I found this a difficult book to evaluate. The author is a professor of contemporary literature and an activist who participated in the Vancouver Occupation of 2011. The book is a collection of short writings that follow the motivation for the occupation movements, not only Vancouver but also Wall Street and other demonstrations in protest of what the author argues are our deteriorating governmental and ecological systems. It is written with academic precision and appropriate annotations and references.
Ultimately, the argument is in favor of civilian demonstrations to voice concern and outrage at increasing income gaps between the "1% and the 99%," and the methods of economic and governmental control that continue to cause such inequities. It is an indictment against capitalism in its most ruthless and hence self-destructive form, and an argument for protest of selfish control by the 1%.

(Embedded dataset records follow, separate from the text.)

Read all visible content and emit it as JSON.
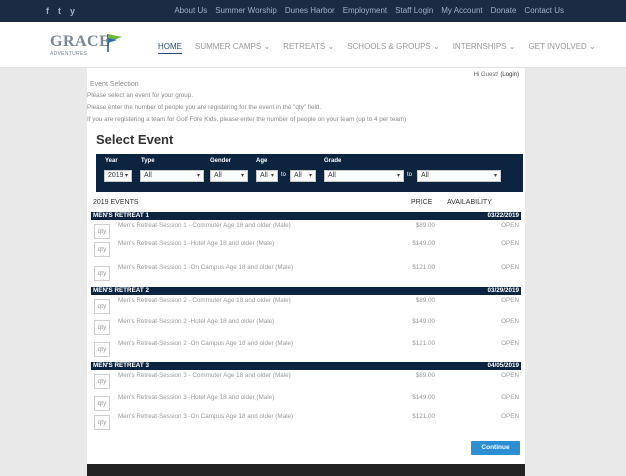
{
  "topbar": {
    "social": [
      "f",
      "t",
      "y"
    ],
    "links": [
      "About Us",
      "Summer Worship",
      "Dunes Harbor",
      "Employment",
      "Staff Login",
      "My Account",
      "Donate",
      "Contact Us"
    ]
  },
  "header": {
    "logo_word": "GRACE",
    "logo_sub": "ADVENTURES",
    "nav": [
      "HOME",
      "SUMMER CAMPS",
      "RETREATS",
      "SCHOOLS & GROUPS",
      "INTERNSHIPS",
      "GET INVOLVED"
    ]
  },
  "page": {
    "greeting": "Hi Guest!",
    "login_link": "(Login)",
    "breadcrumb": "Event Selection",
    "instructions": [
      "Please select an event for your group.",
      "Please enter the number of people you are registering for the event in the \"qty\" field.",
      "If you are registering a team for Golf Fore Kids, please enter the number of people on your team (up to 4 per team)"
    ],
    "title": "Select Event"
  },
  "filters": {
    "labels": {
      "year": "Year",
      "type": "Type",
      "gender": "Gender",
      "age": "Age",
      "grade": "Grade"
    },
    "values": {
      "year": "2019",
      "type": "All",
      "gender": "All",
      "age_from": "All",
      "age_to": "All",
      "grade_from": "All",
      "grade_to": "All"
    },
    "to_label": "to"
  },
  "events": {
    "heading": "2019 EVENTS",
    "price_header": "PRICE",
    "avail_header": "AVAILABILITY",
    "qty_placeholder": "qty",
    "groups": [
      {
        "name": "MEN'S RETREAT 1",
        "date": "03/22/2019",
        "rows": [
          {
            "name": "Men's Retreat-Session 1 - Commuter Age 18 and older (Male)",
            "price": "$89.00",
            "availability": "OPEN"
          },
          {
            "name": "Men's Retreat-Session 1 -Hotel Age 18 and older (Male)",
            "price": "$149.00",
            "availability": "OPEN"
          },
          {
            "name": "Men's Retreat-Session 1 -On Campus Age 18 and older (Male)",
            "price": "$121.00",
            "availability": "OPEN"
          }
        ]
      },
      {
        "name": "MEN'S RETREAT 2",
        "date": "03/29/2019",
        "rows": [
          {
            "name": "Men's Retreat-Session 2 - Commuter Age 18 and older (Male)",
            "price": "$89.00",
            "availability": "OPEN"
          },
          {
            "name": "Men's Retreat-Session 2 -Hotel Age 18 and older (Male)",
            "price": "$149.00",
            "availability": "OPEN"
          },
          {
            "name": "Men's Retreat-Session 2 -On Campus Age 18 and older (Male)",
            "price": "$121.00",
            "availability": "OPEN"
          }
        ]
      },
      {
        "name": "MEN'S RETREAT 3",
        "date": "04/05/2019",
        "rows": [
          {
            "name": "Men's Retreat-Session 3 - Commuter Age 18 and older (Male)",
            "price": "$89.00",
            "availability": "OPEN"
          },
          {
            "name": "Men's Retreat-Session 3 -Hotel Age 18 and older (Male)",
            "price": "$149.00",
            "availability": "OPEN"
          },
          {
            "name": "Men's Retreat-Session 3 -On Campus Age 18 and older (Male)",
            "price": "$121.00",
            "availability": "OPEN"
          }
        ]
      }
    ]
  },
  "actions": {
    "continue_label": "Continue"
  },
  "colors": {
    "navy": "#0c2440",
    "topbar": "#1b2b44",
    "button": "#2c8fd4"
  }
}
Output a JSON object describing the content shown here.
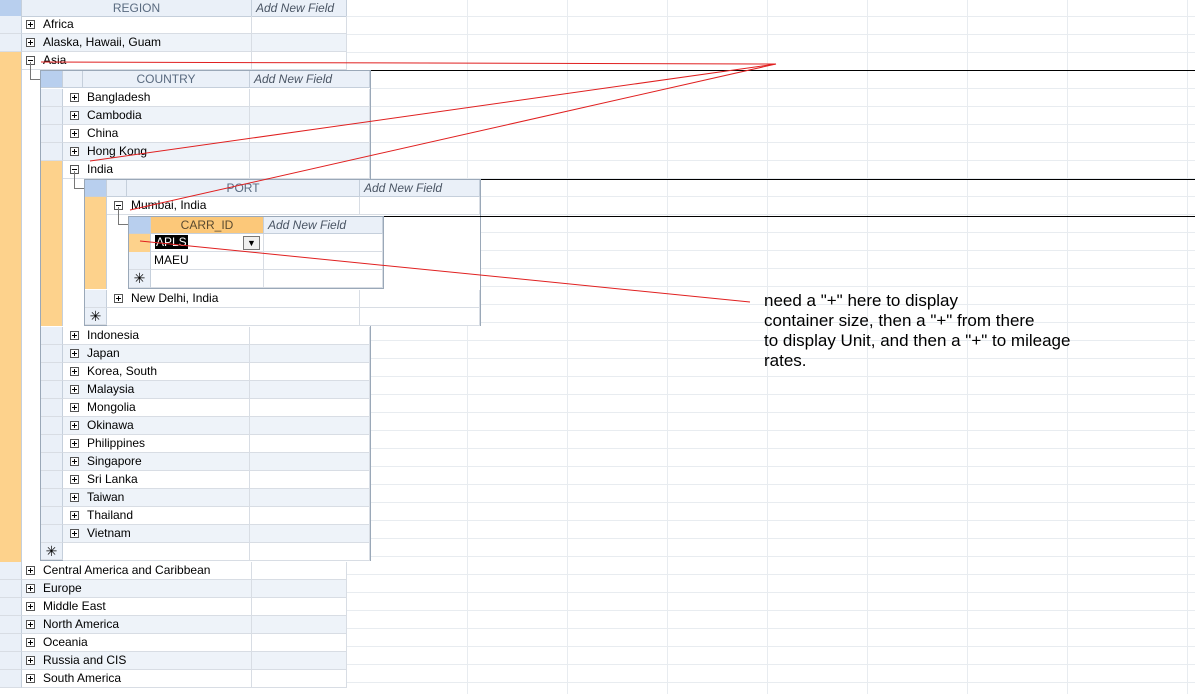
{
  "region_grid": {
    "header": "REGION",
    "add_new_field": "Add New Field",
    "rows_before": [
      "Africa",
      "Alaska, Hawaii, Guam"
    ],
    "expanded_row": "Asia",
    "rows_after": [
      "Central America and Caribbean",
      "Europe",
      "Middle East",
      "North America",
      "Oceania",
      "Russia and CIS",
      "South America"
    ]
  },
  "country_grid": {
    "header": "COUNTRY",
    "add_new_field": "Add New Field",
    "rows_before": [
      "Bangladesh",
      "Cambodia",
      "China",
      "Hong Kong"
    ],
    "expanded_row": "India",
    "rows_after": [
      "Indonesia",
      "Japan",
      "Korea, South",
      "Malaysia",
      "Mongolia",
      "Okinawa",
      "Philippines",
      "Singapore",
      "Sri Lanka",
      "Taiwan",
      "Thailand",
      "Vietnam"
    ]
  },
  "port_grid": {
    "header": "PORT",
    "add_new_field": "Add New Field",
    "expanded_row": "Mumbai, India",
    "rows_after": [
      "New Delhi, India"
    ]
  },
  "carr_grid": {
    "header": "CARR_ID",
    "add_new_field": "Add New Field",
    "rows": [
      "APLS",
      "MAEU"
    ],
    "dropdown_icon": "chevron-down-icon"
  },
  "new_record_symbol": "✳",
  "annotation": {
    "lines": [
      "need a \"+\" here to display",
      "container size, then a \"+\" from there",
      "to display Unit, and then a \"+\" to mileage",
      "rates."
    ],
    "color": "#e02020"
  },
  "colors": {
    "selected_row": "#fdd28c",
    "header": "#eaf0f8",
    "header_selected": "#b8cfee"
  }
}
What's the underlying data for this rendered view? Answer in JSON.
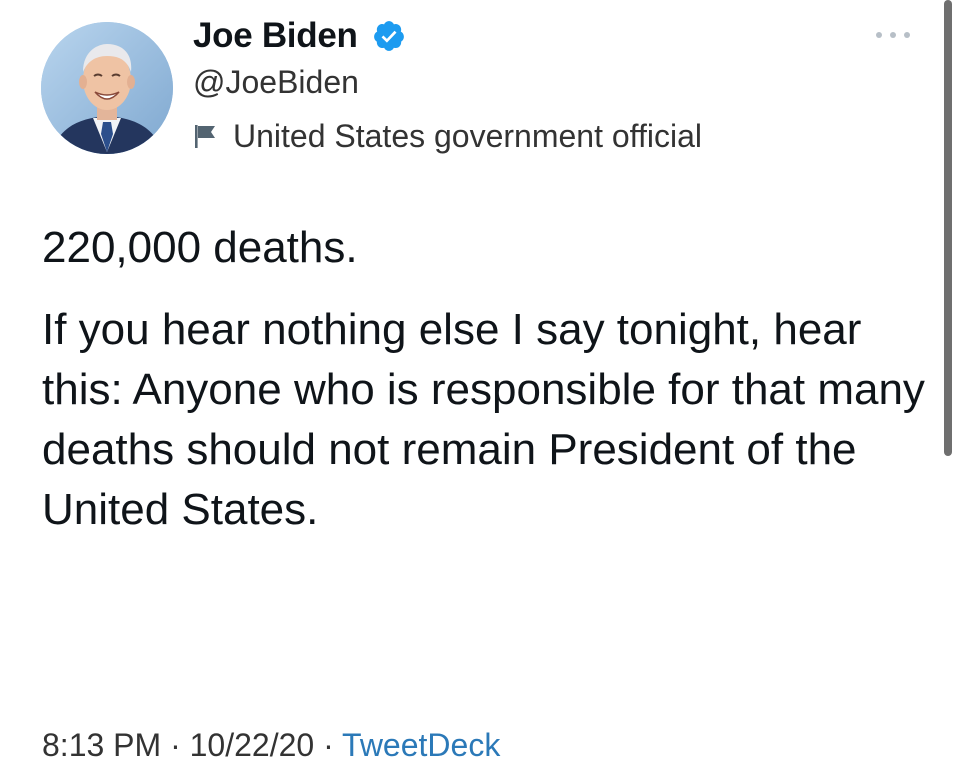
{
  "author": {
    "display_name": "Joe Biden",
    "handle": "@JoeBiden",
    "label": "United States government official",
    "verified": true,
    "avatar": "joe-biden-avatar",
    "verified_icon": "verified-badge-icon",
    "label_icon": "flag-icon",
    "more_icon": "more-options-icon"
  },
  "tweet": {
    "paragraphs": [
      "220,000 deaths.",
      "If you hear nothing else I say tonight, hear this: Anyone who is responsible for that many deaths should not remain President of the United States."
    ]
  },
  "meta": {
    "time": "8:13 PM",
    "separator": " · ",
    "date": "10/22/20",
    "source": "TweetDeck"
  },
  "colors": {
    "verified_blue": "#1d9bf0",
    "source_link": "#2b79b8",
    "text": "#0f1419",
    "secondary_text": "#333333"
  }
}
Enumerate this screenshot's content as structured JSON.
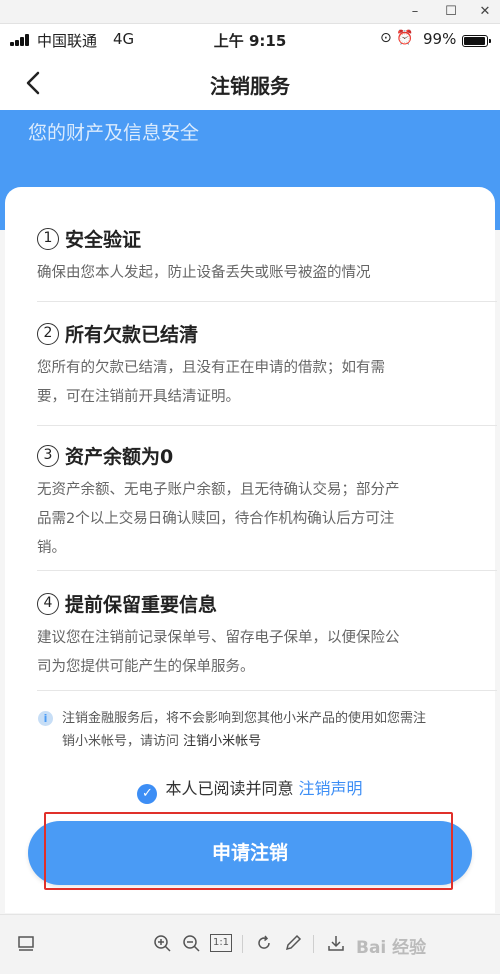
{
  "status_bar": {
    "carrier": "中国联通",
    "network": "4G",
    "time": "上午 9:15",
    "icons": [
      "orientation-lock-icon",
      "alarm-icon"
    ],
    "battery_percent": "99%",
    "battery_level": 0.99
  },
  "nav": {
    "title": "注销服务",
    "back_icon": "chevron-left-icon"
  },
  "banner": {
    "text": "您的财产及信息安全",
    "color": "#4a9bf5"
  },
  "items": [
    {
      "number": "1",
      "title": "安全验证",
      "desc": [
        "确保由您本人发起，防止设备丢失或账号被盗的情况"
      ]
    },
    {
      "number": "2",
      "title": "所有欠款已结清",
      "desc": [
        "您所有的欠款已结清，且没有正在申请的借款；如有需",
        "要，可在注销前开具结清证明。"
      ]
    },
    {
      "number": "3",
      "title": "资产余额为0",
      "desc": [
        "无资产余额、无电子账户余额，且无待确认交易；部分产",
        "品需2个以上交易日确认赎回，待合作机构确认后方可注",
        "销。"
      ]
    },
    {
      "number": "4",
      "title": "提前保留重要信息",
      "desc": [
        "建议您在注销前记录保单号、留存电子保单，以便保险公",
        "司为您提供可能产生的保单服务。"
      ]
    }
  ],
  "notice": {
    "icon": "info-icon",
    "line1": "注销金融服务后，将不会影响到您其他小米产品的使用如您需注",
    "line2_prefix": "销小米帐号，请访问 ",
    "link": "注销小米帐号"
  },
  "agreement": {
    "checked": true,
    "text": "本人已阅读并同意 ",
    "link": "注销声明"
  },
  "apply_button": {
    "label": "申请注销",
    "color": "#4a9bf5"
  },
  "highlight_color": "#e0302a",
  "toolbar": {
    "icons": [
      "screen-icon",
      "zoom-in-icon",
      "zoom-out-icon",
      "actual-size-icon",
      "rotate-icon",
      "edit-icon",
      "download-icon"
    ],
    "actual_size_label": "1:1",
    "watermark": "Bai 经验"
  },
  "window": {
    "minimize": "–",
    "maximize": "☐",
    "close": "✕"
  }
}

My rating is based on the quality and thoroughness of the writing, not specifically on the validity of the author's argument. Three stars. Hard core conservatives would rate it one, socialists would rate it five.
It's always curious to discover that what you think is probably your own, relatively isolated experience and hodge-podge intellectual disposition is, in fact, emblematic of a widespread form of subjectivity.
Which is a fancy way of saying that it seems like Collis and I read a lot of the same books, and I agreed with both many of his thoughts and the way in which he expresses them.